Gucci-owner Kering's new CEO, Luca de Meo, recently said that price hikes "went too far."
"We hope to still keep a perception of between the real value and the retail price," Stefanelli said. "When you miss that, you have the problem, like the last two years, where the customers understand, or maybe they didn't understand, why the increase of price was not connected to the increase of real [value]."
"I appreciate also the success of the LVMH, of Kering. I respect them," Stefanelli said. "We do another job."
The luxury market is currently experiencing a sharp polarization: generalist conglomerates catering heavily to aspirational consumers are struggling, while hyper-exclusive labels thrive.
A narrowed focus of only having one single brand, and the company's relatively small size, allows the company to target a steady, controlled annual growth rate of between 10% and 12%, keeping volume growth modest to preserve brand exclusivity.
Brunello Cucinelli has a market capitalization of about 6 billion euros ($7 billion) and recorded 1.4 billion euros in revenue in 2025 – much smaller than many of its peers.
Scaling exclusivity
By avoiding mass-market expansion and focusing strictly on what it calls "absolute luxury," Brunello Cucinelli appears to have sidestepped the luxury fatigue plaguing many of its peers.
And while Stefanelli recognized that Asia in particular offers significant headroom for growth, the brand refuses to alter its DNA to chase trends, even if it means missing opportunities.
"What we will not change is our domestic recognizability, our domestic attitude, our Italian attitude," he said. "We do listen to the market, but if the market is asking something that doesn't belong to you, we should not produce it."
LONDON, ENGLAND - NOVEMBER 21: A general view of the atmosphere at the opening of the Brunello Cucinelli "Solomeo In White" pop-up at Harrods on November 21, 2023 in London, England. (Photo by Dave Benett/Getty Images for Brunello Cucinelli)
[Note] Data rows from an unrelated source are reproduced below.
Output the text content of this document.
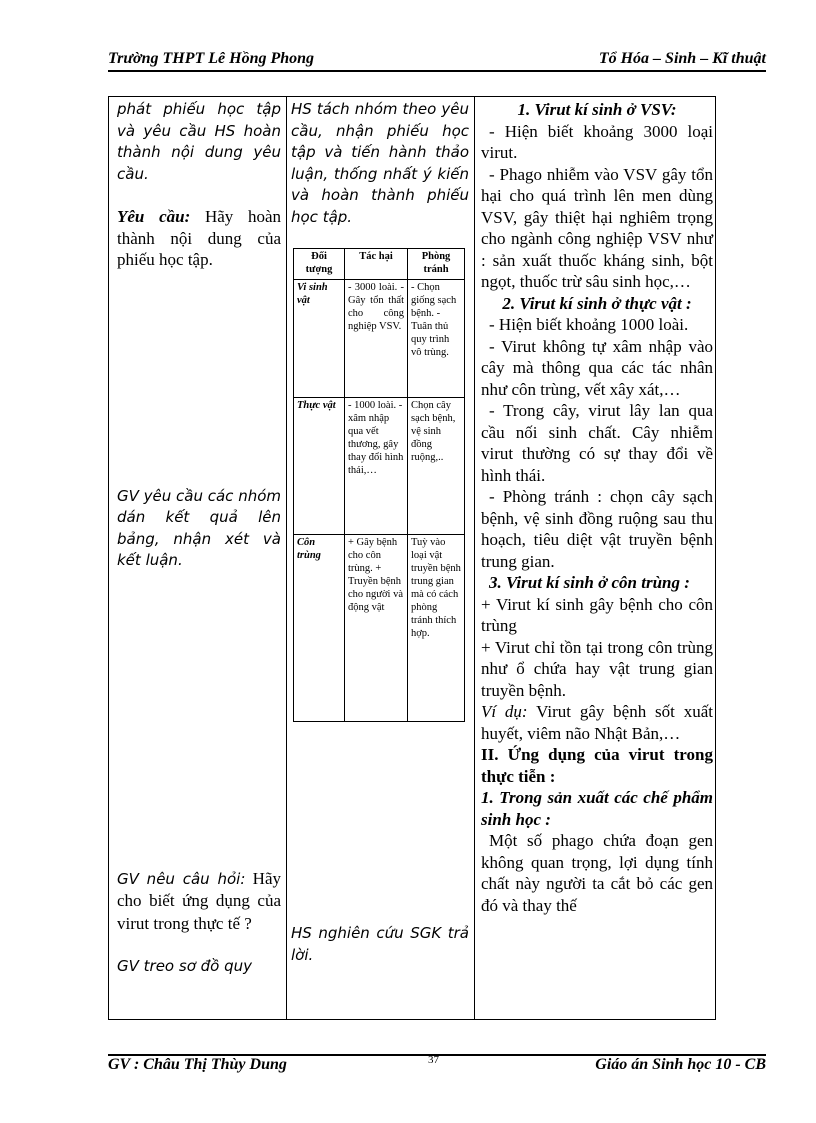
Trường THPT Lê Hồng Phong	Tổ Hóa – Sinh – Kĩ thuật

phát phiếu học tập và yêu cầu HS hoàn thành nội dung yêu cầu.

Yêu cầu: Hãy hoàn thành nội dung của phiếu học tập.

GV yêu cầu các nhóm dán kết quả lên bảng, nhận xét và kết luận.

GV nêu câu hỏi: Hãy cho biết ứng dụng của virut trong thực tế ?

GV treo sơ đồ quy

HS tách nhóm theo yêu cầu, nhận phiếu học tập và tiến hành thảo luận, thống nhất ý kiến và hoàn thành phiếu học tập.

HS nghiên cứu SGK trả lời.

Đối tượng	Tác hại	Phòng tránh
Vi sinh vật	- 3000 loài. - Gây tổn thất cho công nghiệp VSV.	- Chọn giống sạch bệnh. - Tuân thủ quy trình vô trùng.
Thực vật	- 1000 loài. - xâm nhập qua vết thương, gây thay đổi hình thái,…	Chọn cây sạch bệnh, vệ sinh đồng ruộng,..
Côn trùng	+ Gây bệnh cho côn trùng. + Truyền bệnh cho người và động vật	Tuỳ vào loại vật truyền bệnh trung gian mà có cách phòng tránh thích hợp.

1. Virut kí sinh ở VSV:

- Hiện biết khoảng 3000 loại virut.

- Phago nhiễm vào VSV gây tổn hại cho quá trình lên men dùng VSV, gây thiệt hại nghiêm trọng cho ngành công nghiệp VSV như : sản xuất thuốc kháng sinh, bột ngọt, thuốc trừ sâu sinh học,…

2. Virut kí sinh ở thực vật :

- Hiện biết khoảng 1000 loài.

- Virut không tự xâm nhập vào cây mà thông qua các tác nhân như côn trùng, vết xây xát,…

- Trong cây, virut lây lan qua cầu nối sinh chất. Cây nhiễm virut thường có sự thay đổi về hình thái.

- Phòng tránh : chọn cây sạch bệnh, vệ sinh đồng ruộng sau thu hoạch, tiêu diệt vật truyền bệnh trung gian.

3. Virut kí sinh ở côn trùng :

+ Virut kí sinh gây bệnh cho côn trùng

+ Virut chỉ tồn tại trong côn trùng như ổ chứa hay vật trung gian truyền bệnh.

Ví dụ: Virut gây bệnh sốt xuất huyết, viêm não Nhật Bản,…

II. Ứng dụng của virut trong thực tiễn :

1. Trong sản xuất các chế phẩm sinh học :

Một số phago chứa đoạn gen không quan trọng, lợi dụng tính chất này người ta cắt bỏ các gen đó và thay thế

GV : Châu Thị Thùy Dung	37	Giáo án Sinh học 10 - CB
Dave Benett | Dave Benett Collection | Getty Images
Some of its competitors tried to grab a larger, more aspirational customer base to generate higher revenue, but that means "you never come back on the top of the pyramid," Stefanelli said.
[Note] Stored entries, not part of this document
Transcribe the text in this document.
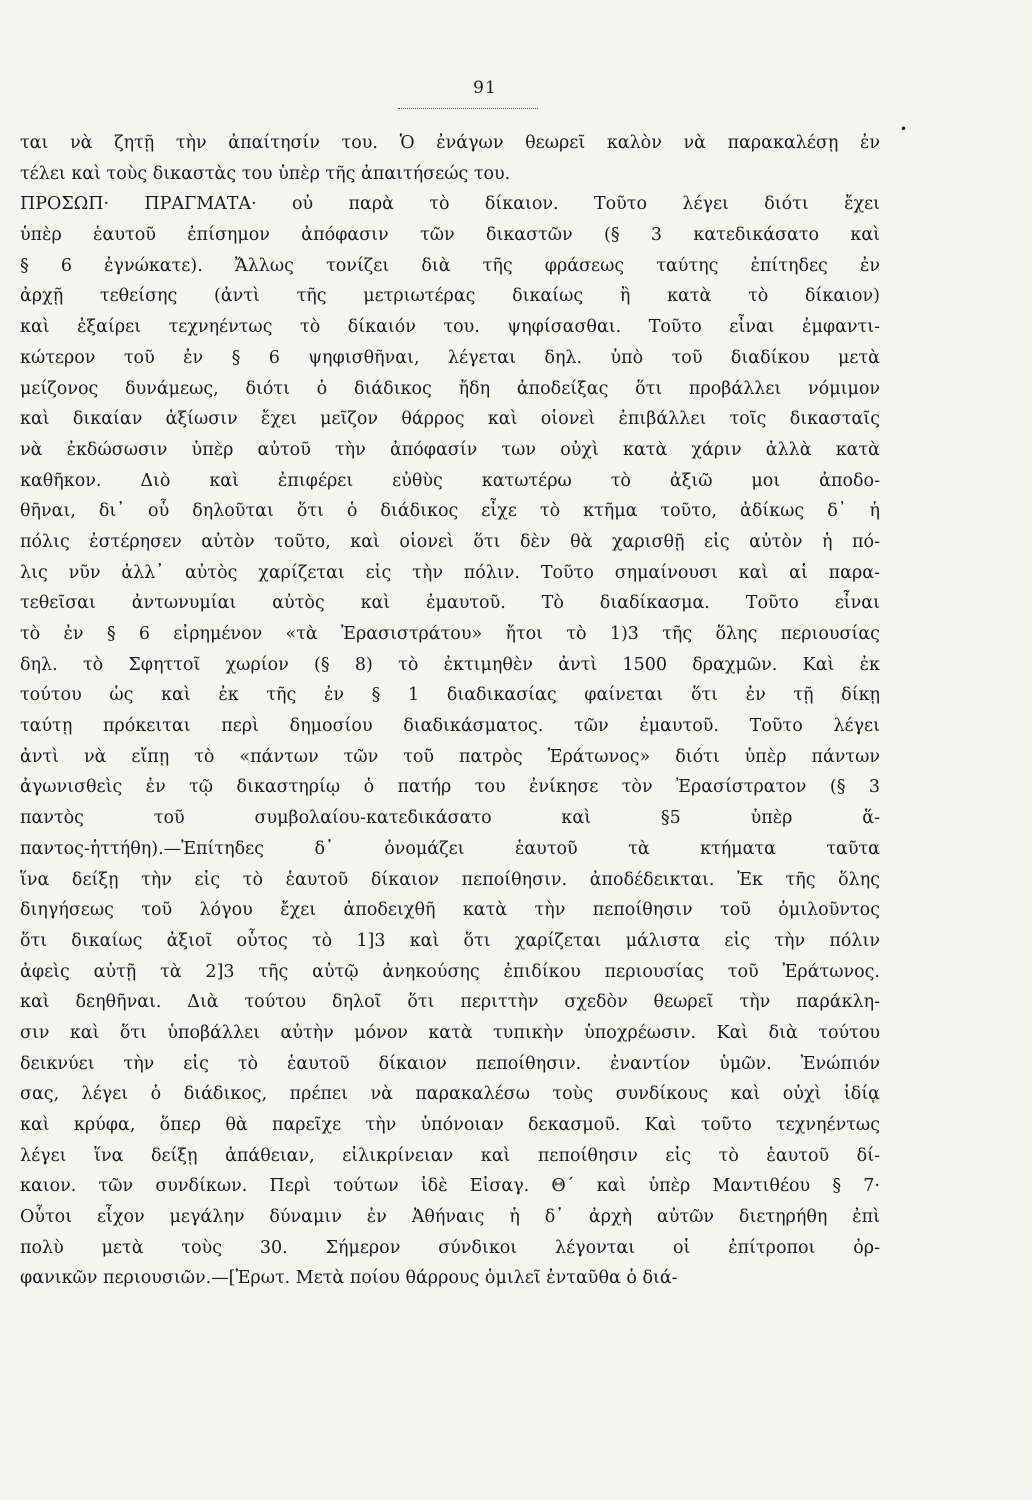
91
•
ται νὰ ζητῇ τὴν ἀπαίτησίν του. Ὁ ἐνάγων θεωρεῖ καλὸν νὰ παρακαλέσῃ ἐν
τέλει καὶ τοὺς δικαστὰς του ὑπὲρ τῆς ἀπαιτήσεώς του.
ΠΡΟΣΩΠ· ΠΡΑΓΜΑΤΑ· οὐ παρὰ τὸ δίκαιον. Τοῦτο λέγει διότι ἔχει
ὑπὲρ ἑαυτοῦ ἐπίσημον ἀπόφασιν τῶν δικαστῶν (§ 3 κατεδικάσατο καὶ
§ 6 ἐγνώκατε). Ἄλλως τονίζει διὰ τῆς φράσεως ταύτης ἐπίτηδες ἐν
ἀρχῇ τεθείσης (ἀντὶ τῆς μετριωτέρας δικαίως ἢ κατὰ τὸ δίκαιον)
καὶ ἐξαίρει τεχνηέντως τὸ δίκαιόν του. ψηφίσασθαι. Τοῦτο εἶναι ἐμφαντι-
κώτερον τοῦ ἐν § 6 ψηφισθῆναι, λέγεται δηλ. ὑπὸ τοῦ διαδίκου μετὰ
μείζονος δυνάμεως, διότι ὁ διάδικος ἤδη ἀποδείξας ὅτι προβάλλει νόμιμον
καὶ δικαίαν ἀξίωσιν ἔχει μεῖζον θάρρος καὶ οἱονεὶ ἐπιβάλλει τοῖς δικασταῖς
νὰ ἐκδώσωσιν ὑπὲρ αὐτοῦ τὴν ἀπόφασίν των οὐχὶ κατὰ χάριν ἀλλὰ κατὰ
καθῆκον. Διὸ καὶ ἐπιφέρει εὐθὺς κατωτέρω τὸ ἀξιῶ μοι ἀποδο-
θῆναι, δι᾽ οὗ δηλοῦται ὅτι ὁ διάδικος εἶχε τὸ κτῆμα τοῦτο, ἀδίκως δ᾽ ἡ
πόλις ἐστέρησεν αὐτὸν τοῦτο, καὶ οἱονεὶ ὅτι δὲν θὰ χαρισθῇ εἰς αὐτὸν ἡ πό-
λις νῦν ἀλλ᾽ αὐτὸς χαρίζεται εἰς τὴν πόλιν. Τοῦτο σημαίνουσι καὶ αἱ παρα-
τεθεῖσαι ἀντωνυμίαι αὐτὸς καὶ ἐμαυτοῦ. Τὸ διαδίκασμα. Τοῦτο εἶναι
τὸ ἐν § 6 εἰρημένον «τὰ Ἐρασιστράτου» ἤτοι τὸ 1)3 τῆς ὅλης περιουσίας
δηλ. τὸ Σφηττοῖ χωρίον (§ 8) τὸ ἐκτιμηθὲν ἀντὶ 1500 δραχμῶν. Καὶ ἐκ
τούτου ὡς καὶ ἐκ τῆς ἐν § 1 διαδικασίας φαίνεται ὅτι ἐν τῇ δίκῃ
ταύτῃ πρόκειται περὶ δημοσίου διαδικάσματος. τῶν ἐμαυτοῦ. Τοῦτο λέγει
ἀντὶ νὰ εἴπῃ τὸ «πάντων τῶν τοῦ πατρὸς Ἐράτωνος» διότι ὑπὲρ πάντων
ἀγωνισθεὶς ἐν τῷ δικαστηρίῳ ὁ πατήρ του ἐνίκησε τὸν Ἐρασίστρατον (§ 3
παντὸς τοῦ συμβολαίου-κατεδικάσατο καὶ §5 ὑπὲρ ἅ-
παντος-ἡττήθη).—Ἐπίτηδες δ᾽ ὀνομάζει ἑαυτοῦ τὰ κτήματα ταῦτα
ἵνα δείξῃ τὴν εἰς τὸ ἑαυτοῦ δίκαιον πεποίθησιν. ἀποδέδεικται. Ἐκ τῆς ὅλης
διηγήσεως τοῦ λόγου ἔχει ἀποδειχθῆ κατὰ τὴν πεποίθησιν τοῦ ὁμιλοῦντος
ὅτι δικαίως ἀξιοῖ οὗτος τὸ 1]3 καὶ ὅτι χαρίζεται μάλιστα εἰς τὴν πόλιν
ἀφεὶς αὐτῇ τὰ 2]3 τῆς αὐτῷ ἀνηκούσης ἐπιδίκου περιουσίας τοῦ Ἐράτωνος.
καὶ δεηθῆναι. Διὰ τούτου δηλοῖ ὅτι περιττὴν σχεδὸν θεωρεῖ τὴν παράκλη-
σιν καὶ ὅτι ὑποβάλλει αὐτὴν μόνον κατὰ τυπικὴν ὑποχρέωσιν. Καὶ διὰ τούτου
δεικνύει τὴν εἰς τὸ ἑαυτοῦ δίκαιον πεποίθησιν. ἐναντίον ὑμῶν. Ἐνώπιόν
σας, λέγει ὁ διάδικος, πρέπει νὰ παρακαλέσω τοὺς συνδίκους καὶ οὐχὶ ἰδίᾳ
καὶ κρύφα, ὅπερ θὰ παρεῖχε τὴν ὑπόνοιαν δεκασμοῦ. Καὶ τοῦτο τεχνηέντως
λέγει ἵνα δείξῃ ἀπάθειαν, εἰλικρίνειαν καὶ πεποίθησιν εἰς τὸ ἑαυτοῦ δί-
καιον. τῶν συνδίκων. Περὶ τούτων ἰδὲ Εἰσαγ. Θ΄ καὶ ὑπὲρ Μαντιθέου § 7·
Οὗτοι εἶχον μεγάλην δύναμιν ἐν Ἀθήναις ἡ δ᾽ ἀρχὴ αὐτῶν διετηρήθη ἐπὶ
πολὺ μετὰ τοὺς 30. Σήμερον σύνδικοι λέγονται οἱ ἐπίτροποι ὀρ-
φανικῶν περιουσιῶν.—[Ἐρωτ. Μετὰ ποίου θάρρους ὁμιλεῖ ἐνταῦθα ὁ διά-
Following the company's quarterly print in April, Jefferies analysts said it confirmed "the superior staying power of wealthier luxury shoppers."
Brunello Cucinelli shares over the past 12 months.
However, maintaining this premium image has not come without market turbulence.
In September last year, short-seller Morpheus Research alleged that Brunello Cucinelli was misleading investors regarding its operations in Russia, circumventing international sanctions.
The stock plummeted more than 17% on the allegations, marking its biggest daily drop on record. While the company strongly rejected the claims, the stock has yet to fully recover the losses.
Italian luxury brands have also been rattled by recent investigations into worker exploitation and poor factory conditions which threatened the prestigious "Made in Italy" image.
Stefanelli insisted that the solution is simple: pay workers more.
Higher wages are also vital in encouraging the next generation to enter artisanal trades like tailoring and spinning, where labor shortages loom. Parents are unlikely to steer their children toward these career paths without the promise of dignified compensation, Stefanelli said.
"If you believe that the company must be there for the next 50 years, you plan like we do," said Stefanelli. "It's a cost for sure, but it's a choice."